- Spanish cover art
- Developer: Alcachofa Soft
- Publisher: Zeta Multimedia
- Platform: Windows
- Release: November 1998
- Genre: Graphic adventure
- Mode: Single-player

= Mortadelo y Filemón: El Sulfato Atómico =

1998 video game

Mortadelo y Filemón: El Sulfato Atómico is a 1998 graphic adventure game developed by the Spanish company Alcachofa Soft and published by Zeta Multimedia.

==Gameplay and plot==
An adaptation of the Spanish comic series Mort & Phil by Francisco Ibáñez, specifically the 1969 first long story El sulfato atómico, it follows the secret agents Mort and Phil as they attempt to steal a chemical weapon from the villainous Republic of Tirania. The player controls the two agents separately to solve puzzles, in a manner that has been compared to the gameplay of Maniac Mansion.

==Development==
El Sulfato Atómico was the first original, non-educational game bankrolled by Zeta, and was created with input from Ibáñez. Alcachofa head Emilio de Paz noted that the author provided model sheets for the cast, sketches for the backgrounds and other assistance. According to de Paz, Alcachofa chose to adapt Ibáñez's first story because it was longer-form than most Mort & Phil comics, although the team borrowed "gags and other elements from many other" installments in the series. He noted that the game's budget was "very, very limited".

==Reception==
El Sulfato Atómico was commercially successful. With sales above 70,000 units, the game "multiplied by 50 the money [Zeta Multimedia] invested in the development", according to El País. Carlos Burgos of PC Manía praised El Sulfato Atómico, writing that it will delight young and old. MeriStations Jordi Espunya was less positive, criticizing the game's length, simplicity and audiovisual fidelity.In 2026 the game was rerealseed

==Legacy==
El Sulfato Atómico was the first installment in a series of adventure games based on Mort & Phil. While the comics had previously inspired arcade-style games during the golden age of Spanish software, such as Mortadelo y Filemón II: Safari Callejero, Alcachofa Soft's project marked the beginning of a new strain of adaptations. Zeta Multimedia proceeded to publish a follow-up to El Sulfato Atómico in 1999: Mortadelo y Filemón: La Máquina Meteoroloca, developed by Vega Creaciones Multimedia rather than Alcachofa. Based on the Mort & Phil comic El Estropicio Meteorológico, the game was again created with assistance from Francisco Ibáñez. According to the magazine Dealer World España, Zeta pushed La Máquina Meteoroloca as one of its "star products" during the Christmas 1999 shopping season. The game drew a positive review from PC Manía, whose Carlos Burgos deemed it "excellent" and more faithful than El Sulfato Atómico to Ibáñez's series, while Spain's PC Actual declared Vega's game "a bit monotonous".

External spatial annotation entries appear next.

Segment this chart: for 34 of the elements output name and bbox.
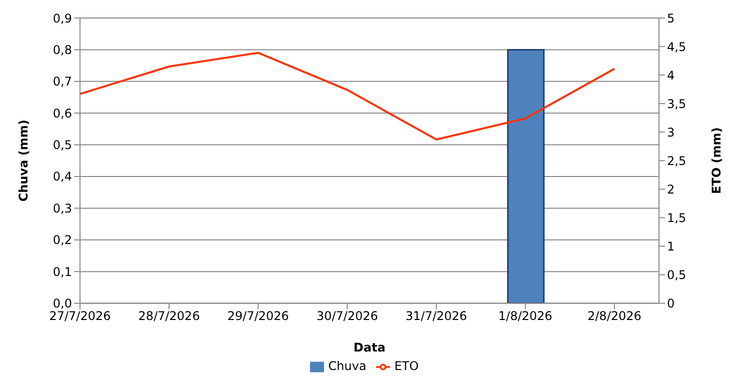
x-tick-label: 28/7/2026 [138, 308, 200, 323]
y-tick-label: 0,7 [52, 74, 72, 89]
x-axis-title: Data [354, 340, 386, 354]
legend-label: ETO [394, 359, 419, 374]
x-tick-label: 31/7/2026 [406, 308, 468, 323]
y-tick-label: 0,2 [52, 233, 72, 248]
line-series [80, 52, 616, 141]
y2-tick-label: 2 [667, 182, 675, 196]
y-tick-label: 0,8 [52, 42, 72, 57]
y2-tick-label: 0,5 [667, 268, 686, 282]
y-axis-title: Chuva (mm) [16, 120, 30, 202]
y2-tick-label: 5 [667, 11, 675, 26]
x-tick-label: 29/7/2026 [227, 308, 289, 323]
y2-tick-label: 0 [667, 296, 675, 311]
y-tick-label: 0,9 [52, 11, 72, 26]
y2-tick-label: 1 [667, 239, 675, 254]
y2-axis-title: ETO (mm) [709, 127, 724, 194]
legend-label: Chuva [328, 359, 366, 374]
y2-tick-label: 3,5 [667, 96, 686, 111]
y-tick-label: 0,4 [52, 170, 72, 184]
y2-tick-label: 3 [667, 125, 675, 140]
y2-tick-label: 4,5 [667, 40, 686, 54]
x-tick-label: 27/7/2026 [49, 308, 111, 323]
y2-tick-label: 1,5 [667, 210, 686, 225]
y-tick-label: 0,1 [52, 264, 72, 279]
y-tick-label: 0,5 [52, 138, 72, 152]
y2-tick-label: 2,5 [667, 154, 686, 168]
y-tick-label: 0,3 [52, 201, 72, 216]
y-tick-label: 0,6 [52, 106, 72, 120]
y2-tick-label: 4 [667, 68, 675, 82]
x-tick-label: 2/8/2026 [588, 308, 642, 323]
x-tick-label: 30/7/2026 [316, 308, 378, 323]
x-tick-label: 1/8/2026 [498, 308, 552, 323]
y-tick-label: 0,0 [52, 296, 72, 311]
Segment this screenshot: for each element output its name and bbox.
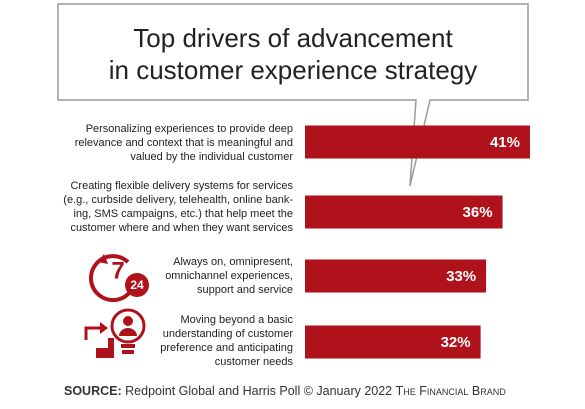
category-label: Creating flexible delivery systems for s… — [70, 180, 293, 192]
category-label: Moving beyond a basic — [180, 314, 293, 326]
source-text: Redpoint Global and Harris Poll © Januar… — [125, 384, 392, 398]
category-label: customer needs — [215, 356, 294, 368]
value-label: 33% — [446, 268, 476, 285]
category-label: (e.g., curbside delivery, telehealth, on… — [63, 194, 293, 206]
bar — [305, 325, 481, 359]
category-label: support and service — [197, 284, 293, 296]
category-label: understanding of customer — [163, 328, 294, 340]
chart-title: in customer experience strategy — [109, 55, 478, 85]
category-label: valued by the individual customer — [130, 151, 293, 163]
category-label: omnichannel experiences, — [165, 270, 293, 282]
category-label: customer where and when they want servic… — [70, 222, 293, 234]
category-label: Personalizing experiences to provide dee… — [86, 123, 293, 135]
icon-growth — [80, 308, 146, 358]
source-label: SOURCE: — [64, 384, 122, 398]
brand: The Financial Brand — [396, 384, 507, 398]
value-label: 32% — [441, 334, 471, 351]
bar — [305, 195, 503, 229]
value-label: 36% — [463, 204, 493, 221]
icon-text: 24 — [130, 278, 144, 292]
category-label: preference and anticipating — [160, 342, 293, 354]
category-label: relevance and context that is meaningful… — [75, 137, 293, 149]
bar — [305, 259, 487, 293]
icon-24-7: 7 24 — [88, 254, 149, 303]
category-label: Always on, omnipresent, — [173, 256, 293, 268]
category-label: ing, SMS campaigns, etc.) that help meet… — [73, 208, 293, 220]
value-label: 41% — [490, 134, 520, 151]
source: SOURCE: Redpoint Global and Harris Poll … — [64, 384, 506, 398]
chart-title: Top drivers of advancement — [133, 23, 453, 53]
icon-text: 7 — [111, 257, 124, 284]
bar — [305, 125, 530, 159]
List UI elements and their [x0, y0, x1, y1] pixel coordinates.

Vega was shuttered in the first half of 2000, and Alcachofa returned to creating Mort & Phil adventure games after La Máquina Meteorolocas release. The developer handled the remainder of the series, which became its best-known body of work before the launch of Murder in the Abbey (2008). Micromanía reported that the Mort & Phil games helped to put Alcachofa on the map. Summarizing the company's history in 2008, Julio Gómez of Vandal wrote that Alcachofa ultimately saw "its fortunes joined to" El Sulfato Atómico. Alcachofa's second Mort & Phil title, Mortadelo y Filemón: Una Aventura de Cine, debuted in 2000. It launched as two games—respectively subtitled Dos Vaqueros Chapuceros and Terror, Espanto y Pavor—sold separately for 3,995 pesetas each. Combining the two opens access to a third episode, Parque Jurásico, to complete the full Una Aventura de Cine product. The combined game also features local and online cooperative multiplayer support for two players.

Alcachofa followed Una Aventura de Cine in 2001 with Mortadelo y Filemón: La Sexta Secta. It was again composed of two individual games, entitled El Escarabajo de Cleopatra and Operación Moscú, that combine to form the complete product. The final entry in the Mort & Phil adventure game series arrived with La Banda de Corvino, launched in 2003. Like its predecessors, it retailed as two complementary episodes, this time under the names Mamelucos a la Romana and Balones y Patadones.

In 2019, Erbe Software re-released the game on Steam, alongside several other Mort & Phil titles by Alcachofa.

In 2026, RatalaikaGames re-released the game in modern consoles; the English translation uses the first German names instead of the familiar Mort & Phil.